Poème fondateur de l’oeuvre d’Aimé Césaire, Cahier d’un retour au pays natal (1939) est enraciné dans la réalité sociale, historique et géographique des Antilles françaises de l’entre-deux-guerres. A cette époque, la France et plus généralement l’Europe régnaient en maître sur leurs empires coloniaux, l’Afrique et les Antilles : les seuls pays noirs libres étaient alors Haïti et Le Libéria.

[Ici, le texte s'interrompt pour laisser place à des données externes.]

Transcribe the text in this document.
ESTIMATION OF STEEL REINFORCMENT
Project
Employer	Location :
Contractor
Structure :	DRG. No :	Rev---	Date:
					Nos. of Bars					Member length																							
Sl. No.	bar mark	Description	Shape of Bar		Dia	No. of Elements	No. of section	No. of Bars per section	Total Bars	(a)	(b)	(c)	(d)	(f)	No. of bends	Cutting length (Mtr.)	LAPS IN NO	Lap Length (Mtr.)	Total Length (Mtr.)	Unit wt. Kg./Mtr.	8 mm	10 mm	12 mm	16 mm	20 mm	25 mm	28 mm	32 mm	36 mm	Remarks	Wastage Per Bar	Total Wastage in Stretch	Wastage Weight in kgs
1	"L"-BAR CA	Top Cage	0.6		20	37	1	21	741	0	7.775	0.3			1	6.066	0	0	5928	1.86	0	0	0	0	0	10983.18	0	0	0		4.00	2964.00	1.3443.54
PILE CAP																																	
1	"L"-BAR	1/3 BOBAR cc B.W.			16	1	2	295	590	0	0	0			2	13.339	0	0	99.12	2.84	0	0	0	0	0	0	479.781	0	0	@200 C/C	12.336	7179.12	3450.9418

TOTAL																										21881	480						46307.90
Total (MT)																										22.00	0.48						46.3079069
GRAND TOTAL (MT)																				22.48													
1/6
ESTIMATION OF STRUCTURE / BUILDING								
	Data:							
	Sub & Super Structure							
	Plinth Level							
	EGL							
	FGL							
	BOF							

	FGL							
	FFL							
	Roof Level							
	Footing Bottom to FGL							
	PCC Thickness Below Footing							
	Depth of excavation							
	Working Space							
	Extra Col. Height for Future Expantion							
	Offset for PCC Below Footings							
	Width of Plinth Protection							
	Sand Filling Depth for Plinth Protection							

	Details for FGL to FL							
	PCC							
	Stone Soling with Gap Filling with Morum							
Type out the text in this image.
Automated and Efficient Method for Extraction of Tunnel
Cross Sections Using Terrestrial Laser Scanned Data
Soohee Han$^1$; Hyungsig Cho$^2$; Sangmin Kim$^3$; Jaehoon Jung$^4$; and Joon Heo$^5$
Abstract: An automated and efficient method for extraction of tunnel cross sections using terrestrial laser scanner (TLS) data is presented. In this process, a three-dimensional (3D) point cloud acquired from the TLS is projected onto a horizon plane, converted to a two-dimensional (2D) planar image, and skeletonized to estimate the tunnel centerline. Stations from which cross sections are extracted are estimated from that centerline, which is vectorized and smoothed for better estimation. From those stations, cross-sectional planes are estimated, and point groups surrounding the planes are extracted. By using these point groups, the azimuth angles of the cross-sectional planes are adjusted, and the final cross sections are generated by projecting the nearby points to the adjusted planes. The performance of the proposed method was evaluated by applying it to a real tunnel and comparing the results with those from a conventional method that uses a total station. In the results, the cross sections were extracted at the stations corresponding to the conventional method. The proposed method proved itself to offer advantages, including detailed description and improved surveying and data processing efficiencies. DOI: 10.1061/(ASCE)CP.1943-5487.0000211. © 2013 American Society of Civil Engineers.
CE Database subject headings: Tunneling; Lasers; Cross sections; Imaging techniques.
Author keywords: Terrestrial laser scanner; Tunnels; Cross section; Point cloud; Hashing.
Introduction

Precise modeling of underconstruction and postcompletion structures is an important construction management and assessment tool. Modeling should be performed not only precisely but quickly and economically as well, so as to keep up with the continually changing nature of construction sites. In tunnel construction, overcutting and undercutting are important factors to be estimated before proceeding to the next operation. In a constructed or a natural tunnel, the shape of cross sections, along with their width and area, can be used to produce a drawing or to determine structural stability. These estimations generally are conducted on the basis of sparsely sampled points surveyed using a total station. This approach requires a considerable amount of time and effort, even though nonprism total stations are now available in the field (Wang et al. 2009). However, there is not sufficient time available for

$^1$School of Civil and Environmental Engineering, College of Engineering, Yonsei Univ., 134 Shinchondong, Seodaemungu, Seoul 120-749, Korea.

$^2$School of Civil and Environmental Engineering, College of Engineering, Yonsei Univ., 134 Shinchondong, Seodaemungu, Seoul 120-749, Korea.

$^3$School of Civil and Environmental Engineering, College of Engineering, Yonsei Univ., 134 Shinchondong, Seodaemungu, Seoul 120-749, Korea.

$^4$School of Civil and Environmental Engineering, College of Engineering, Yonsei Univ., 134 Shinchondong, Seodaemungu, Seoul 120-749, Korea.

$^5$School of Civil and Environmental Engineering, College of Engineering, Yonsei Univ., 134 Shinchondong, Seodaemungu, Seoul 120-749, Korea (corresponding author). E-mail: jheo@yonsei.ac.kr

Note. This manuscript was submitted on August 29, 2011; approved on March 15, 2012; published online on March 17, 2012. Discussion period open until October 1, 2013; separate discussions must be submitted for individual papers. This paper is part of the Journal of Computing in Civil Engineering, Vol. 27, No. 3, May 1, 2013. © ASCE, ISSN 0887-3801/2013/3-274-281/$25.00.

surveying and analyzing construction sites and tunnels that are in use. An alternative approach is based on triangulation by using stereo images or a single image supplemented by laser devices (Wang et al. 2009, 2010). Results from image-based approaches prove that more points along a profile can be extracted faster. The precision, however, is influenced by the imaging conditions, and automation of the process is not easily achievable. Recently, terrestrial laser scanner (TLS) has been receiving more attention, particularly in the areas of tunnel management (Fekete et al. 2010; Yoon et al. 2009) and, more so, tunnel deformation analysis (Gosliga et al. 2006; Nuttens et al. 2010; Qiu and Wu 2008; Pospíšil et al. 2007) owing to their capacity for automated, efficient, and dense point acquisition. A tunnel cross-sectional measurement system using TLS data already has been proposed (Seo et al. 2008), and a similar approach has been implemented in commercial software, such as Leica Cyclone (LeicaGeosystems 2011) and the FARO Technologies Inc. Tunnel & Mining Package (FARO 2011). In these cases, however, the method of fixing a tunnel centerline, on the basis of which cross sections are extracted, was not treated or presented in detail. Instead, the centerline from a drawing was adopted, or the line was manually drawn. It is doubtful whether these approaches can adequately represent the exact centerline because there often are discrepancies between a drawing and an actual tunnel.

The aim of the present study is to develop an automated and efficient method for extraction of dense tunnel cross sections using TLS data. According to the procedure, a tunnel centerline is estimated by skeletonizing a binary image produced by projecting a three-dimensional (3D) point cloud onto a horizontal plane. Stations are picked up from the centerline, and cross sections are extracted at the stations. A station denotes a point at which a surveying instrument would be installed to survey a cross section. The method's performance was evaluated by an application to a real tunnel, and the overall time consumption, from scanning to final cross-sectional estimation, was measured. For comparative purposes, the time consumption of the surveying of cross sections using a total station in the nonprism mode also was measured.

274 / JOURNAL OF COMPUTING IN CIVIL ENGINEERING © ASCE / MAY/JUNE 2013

« A cette époque, les thèses racistes du diplomate et écrivain français, le comte de Gobineau, sur les l’inégalité des races nourrissaient la philosophie du III è Reich. A cette époque, dans le Mississippi, Bessie Smith mourait d’une hémorragie devant un hôpital réservé aux blancs qui refusaient de la soigner. A cette époque, Joséphine Baker, « Reine de Paris », déposait sa ceinture de bananes. A cette époque, Aimé Césaire, Léopold Sedar Senghor et Léon Damas inventaient la négritude et rendaient à la femme et à l’homme noirs leur dignité d’êtres humains. 

Quatre-vingt ans plus tard, alors que de nombreux citoyens dans le monde scandent « black lives matter »/« les vies noires comptent » ou « la vie des noirs compte », la situation ne semble pas tant avoir bougé sur le fond. Le poème d’Aimé Césaire s’avère d’autant plus nécessaire pour comprendre et pour effacer l’oubli, reprendre conscience et confiance en l’humain et re-construire un monde plus respectueux de l’autre, qui promet la diversité culturelle et favorise un Vivre ensemble apaisé », écrit le comédien Jacques Martial qui incarne le Cahier avec belle constance.

« et aucune race ne possède le monopole de la beauté, de l’intelligence, de la force et il est place pour tous au rendez-vous de la conquête et nous savons maintenant que le soleil tourne autour de notre terre éclairant la parcelle qu’a fixée notre volonté seule et que toute étoile chute de ciel en terre à notre commandement sans limite. » (Ibid.)

Jacques Martial a la carrure du guerrier assuré marchant contre les pensées les plus rétrogrades et réactionnaires, obtuses, contrites, empêchées et mortifères, en mal de souffle et de vie respirée. L’acteur porte haut et fort le poème éclairé d’Aimé Césaire, surgissant sur le plateau « Au bout du petit matin… », semblant descendre de la plate-forme d’un train dont on entend les soubresauts.

Sur le sol, sacs et détritus de plages abandonnées ou de terrains vagues non policés, et sur le mur de lointain, une vaste fresque colorée qui saisit la vie heurtée des jours sur notre planète immense.

Rouge sang des hommes et des bêtes, bleu du ciel et de la mer, noir et jaune du cri des oiseaux, l’existence reprend espoir, et rien ne pourra jamais faire obstacle au raisonnement sensible.

Un temps inlassable de méditation poétique, à la mesure des belles promesses existentielles. 

Véronique Hotte

Du 5 au 15 mai 2022, du jeudi au samedi à 19h, samedi et dimanche à 14h30 au Théâtre de l’Epée de bois, Cartoucherie, 75012 – Paris.